The chemical compound chloroacetone has the formula CH3COCH2Cl. It has been stabilized and appears as a yellow liquid with an unpleasant pungent odor. It is a colorless liquid with a strong odor at STP. Light sensitive, but stabilized with small amounts of water and/or calcium carbonate. When exposed to light, it transforms into a dark yellow-amber color. During World War I, it was used as tear gas.
Chemical – Chloroacetone is a chemical that is used in the Feist-Benary synthesis of furans. It will slowly polymerize under the influence of light, posing a fire or explosion hazard.
Physical – Chloroacetone is a colorless liquid that can turn amber when exposed to air for an extended period of time. Although it is miscible with most organic solvents, it is only slightly soluble in water and sinks in it.
- Melting point: -44.5 °C
- Boiling point: 120 °C (lit.)
- Density: 1.162 g/mL at 25 °C (lit.)
- Vapor pressure: 42 hPa (20 °C)
- Flash point: 82 °F
- Storage temp. 2-8°C
- Form: Liquid
- Color: Clear yellow to yellow-brown
- Specific Gravity: 1.162
Chloroacetone can be produced through the reaction of chlorine and diketene or through the chlorination of acetone.

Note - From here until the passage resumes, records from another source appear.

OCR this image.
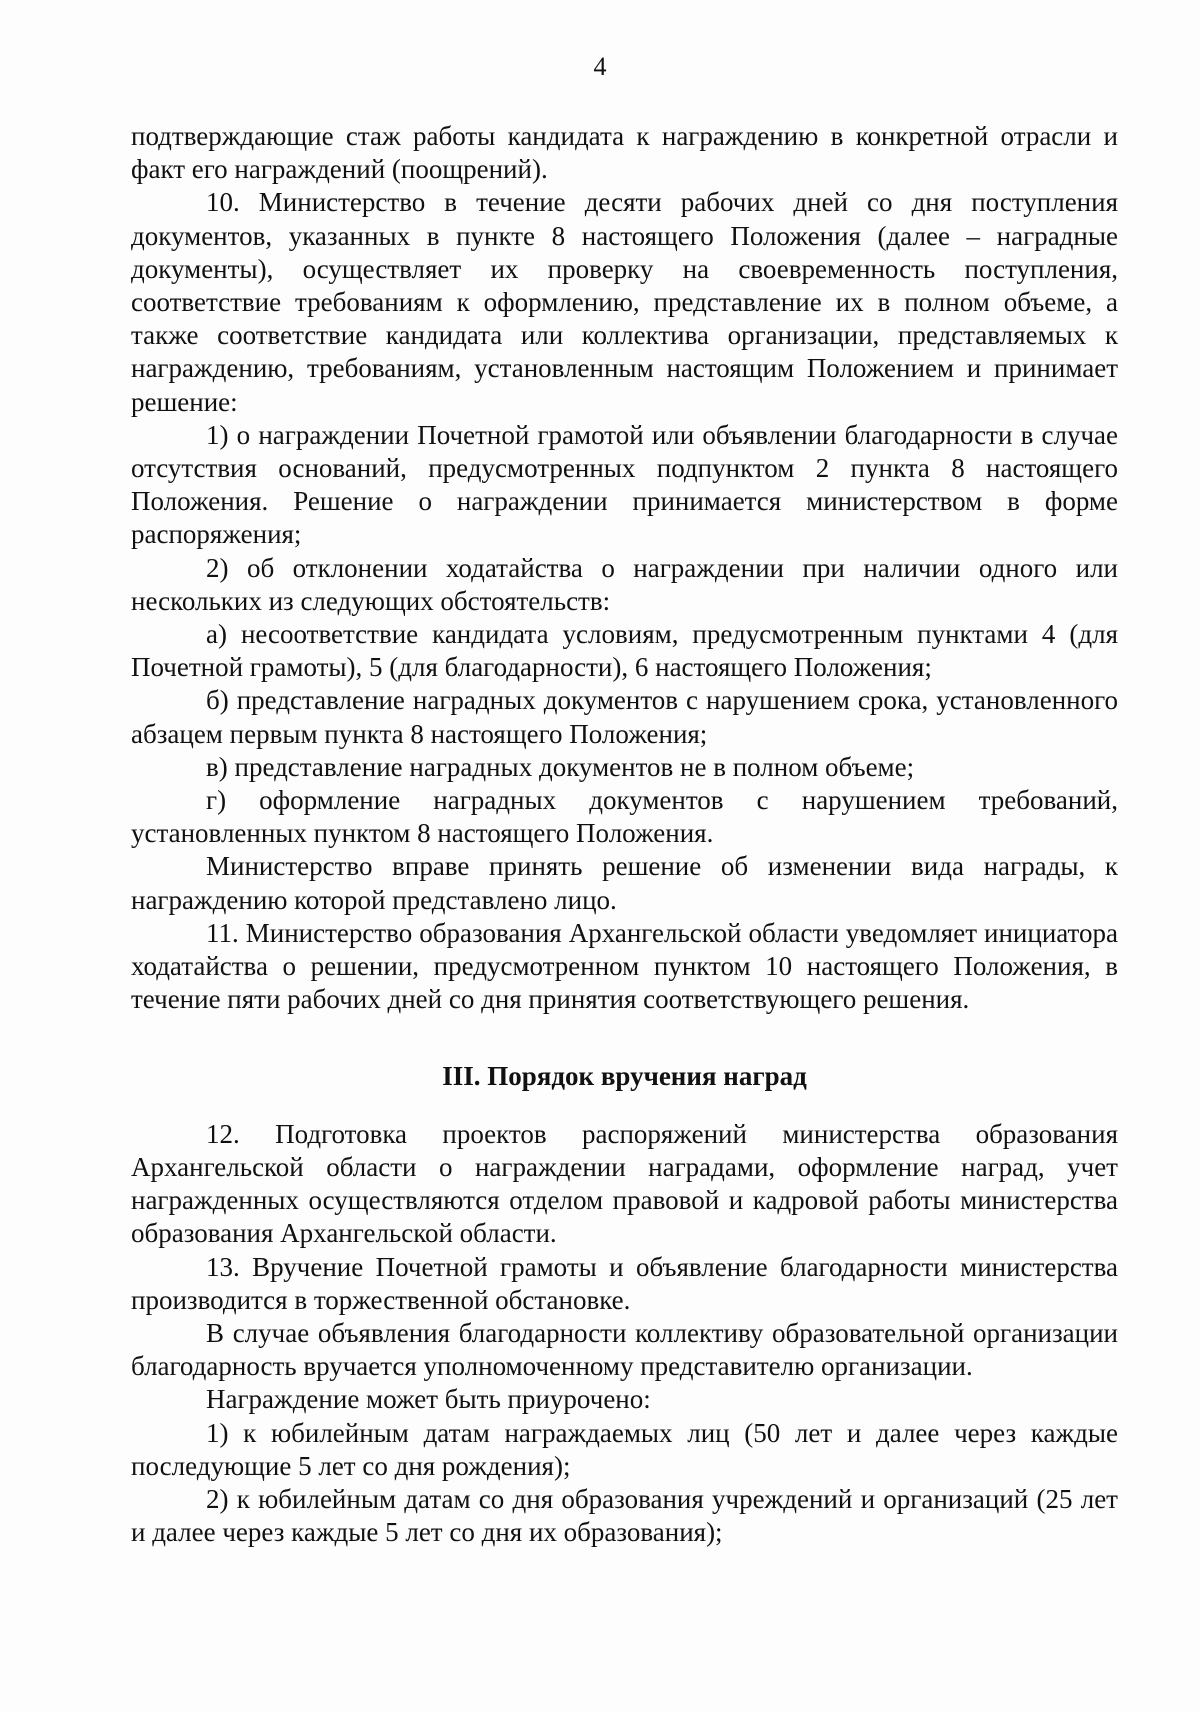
4

подтверждающие стаж работы кандидата к награждению в конкретной отрасли и факт его награждений (поощрений).

10. Министерство в течение десяти рабочих дней со дня поступления документов, указанных в пункте 8 настоящего Положения (далее – наградные документы), осуществляет их проверку на своевременность поступления, соответствие требованиям к оформлению, представление их в полном объеме, а также соответствие кандидата или коллектива организации, представляемых к награждению, требованиям, установленным настоящим Положением и принимает решение:

1) о награждении Почетной грамотой или объявлении благодарности в случае отсутствия оснований, предусмотренных подпунктом 2 пункта 8 настоящего Положения. Решение о награждении принимается министерством в форме распоряжения;

2) об отклонении ходатайства о награждении при наличии одного или нескольких из следующих обстоятельств:

а) несоответствие кандидата условиям, предусмотренным пунктами 4 (для Почетной грамоты), 5 (для благодарности), 6 настоящего Положения;

б) представление наградных документов с нарушением срока, установленного абзацем первым пункта 8 настоящего Положения;

в) представление наградных документов не в полном объеме;

г) оформление наградных документов с нарушением требований, установленных пунктом 8 настоящего Положения.

Министерство вправе принять решение об изменении вида награды, к награждению которой представлено лицо.

11. Министерство образования Архангельской области уведомляет инициатора ходатайства о решении, предусмотренном пунктом 10 настоящего Положения, в течение пяти рабочих дней со дня принятия соответствующего решения.

III. Порядок вручения наград

12. Подготовка проектов распоряжений министерства образования Архангельской области о награждении наградами, оформление наград, учет награжденных осуществляются отделом правовой и кадровой работы министерства образования Архангельской области.

13. Вручение Почетной грамоты и объявление благодарности министерства производится в торжественной обстановке.

В случае объявления благодарности коллективу образовательной организации благодарность вручается уполномоченному представителю организации.

Награждение может быть приурочено:

1) к юбилейным датам награждаемых лиц (50 лет и далее через каждые последующие 5 лет со дня рождения);

2) к юбилейным датам со дня образования учреждений и организаций (25 лет и далее через каждые 5 лет со дня их образования);
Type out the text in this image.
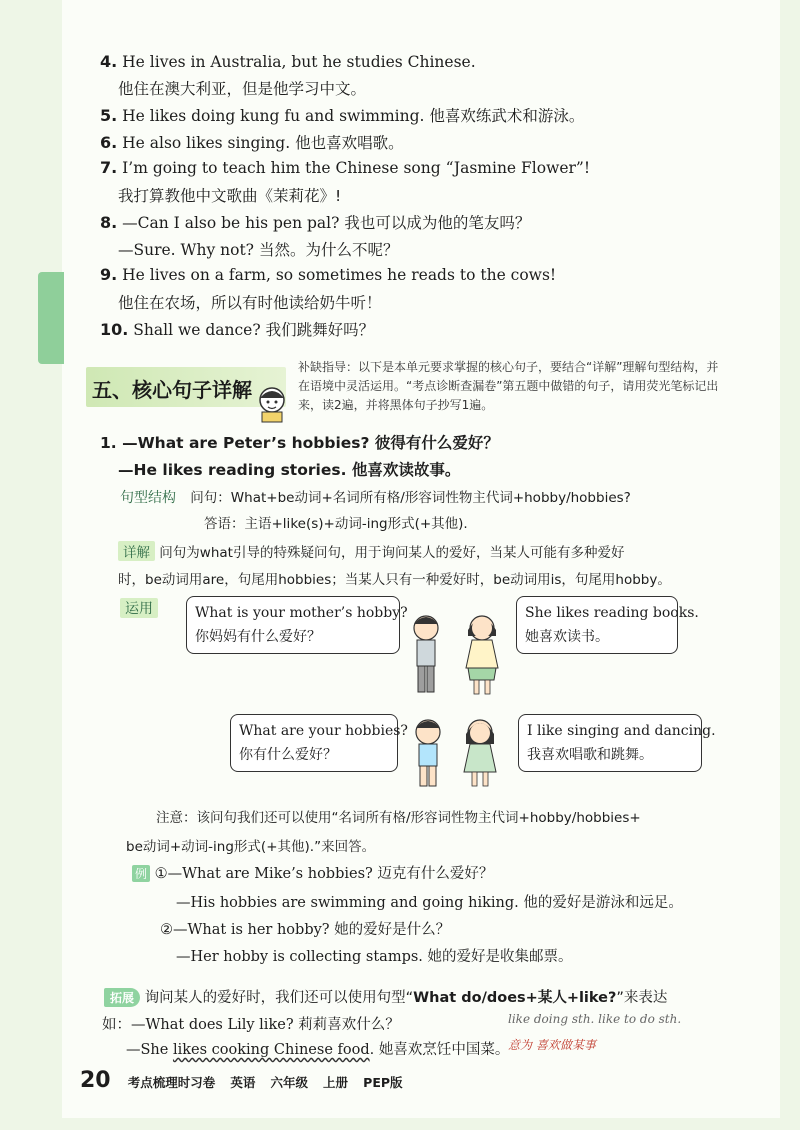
4. He lives in Australia, but he studies Chinese.
他住在澳大利亚，但是他学习中文。
5. He likes doing kung fu and swimming. 他喜欢练武术和游泳。
6. He also likes singing. 他也喜欢唱歌。
7. I’m going to teach him the Chinese song “Jasmine Flower”!
我打算教他中文歌曲《茉莉花》!
8. —Can I also be his pen pal? 我也可以成为他的笔友吗？
—Sure. Why not? 当然。为什么不呢？
9. He lives on a farm, so sometimes he reads to the cows!
他住在农场，所以有时他读给奶牛听！
10. Shall we dance? 我们跳舞好吗？
五、核心句子详解
补缺指导：以下是本单元要求掌握的核心句子，要结合“详解”理解句型结构，并在语境中灵活运用。“考点诊断查漏卷”第五题中做错的句子，请用荧光笔标记出来，读2遍，并将黑体句子抄写1遍。
1. —What are Peter’s hobbies? 彼得有什么爱好？
—He likes reading stories. 他喜欢读故事。
句型结构 问句：What+be动词+名词所有格/形容词性物主代词+hobby/hobbies?
答语：主语+like(s)+动词-ing形式(+其他).
详解 问句为what引导的特殊疑问句，用于询问某人的爱好，当某人可能有多种爱好
时，be动词用are，句尾用hobbies；当某人只有一种爱好时，be动词用is，句尾用hobby。
运用	What is your mother’s hobby?
你妈妈有什么爱好？
She likes reading books.
她喜欢读书。
What are your hobbies?
你有什么爱好？
I like singing and dancing.
我喜欢唱歌和跳舞。
注意：该问句我们还可以使用“名词所有格/形容词性物主代词+hobby/hobbies+
be动词+动词-ing形式(+其他).”来回答。
例 ①—What are Mike’s hobbies? 迈克有什么爱好？
—His hobbies are swimming and going hiking. 他的爱好是游泳和远足。
②—What is her hobby? 她的爱好是什么？
—Her hobby is collecting stamps. 她的爱好是收集邮票。
拓展 询问某人的爱好时，我们还可以使用句型“What do/does+某人+like?”来表达
如：—What does Lily like? 莉莉喜欢什么？	like doing sth. like to do sth.
—She likes cooking Chinese food. 她喜欢烹饪中国菜。
意为 喜欢做某事
20 考点梳理时习卷 英语 六年级 上册 PEP版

Chloroacetone can be produced through the reaction of chlorine and acetone. It contains 5% impurities, including mesityl oxide, which is not removed by distillation when purchased from a commercial supplier. Mesityl oxide can be oxidized with acidified potassium permanganate to form a diol (followed by ether separation), which is then removed by distillation.
Chloroacetone is a chemical intermediate that is used to make dye couplers for color photography. It is also used in the Feist-Benary furan synthesis.
Through acid-catalyzed condensation with fatty alcohols, chloroacetone was used in the synthesis of double-chain nonionic surfactants with an acid decomposition function (octyl, decyl, and dodecyl). It was also used to make meso-tetramethyl tetrakis-(4-phenoxy acetone)calyx pyrrole.
It is slightly soluble in water and has a higher density than water. Vapors that are much heavier than air. It irritates the skin and the eyes. Toxic when ingested or inhaled.
Commercially available chloroacetone contains 5% impurities, including mesityl oxide, which is not removed by distillation. Mesityl oxide can be oxidized with acidified KMnO4 to form a diol (followed by ether separation), which is then removed during subsequent distillation.
Chloroacetone is extremely toxic and a potent lacrymator. Many hobby chemists who have worked with the substance have stated that even trace amounts of the substance are enough to cause severe lacrymation, sometimes lasting hours. At high enough concentrations, it will also irritate the skin, mouth, and nose, and may even cause injuries.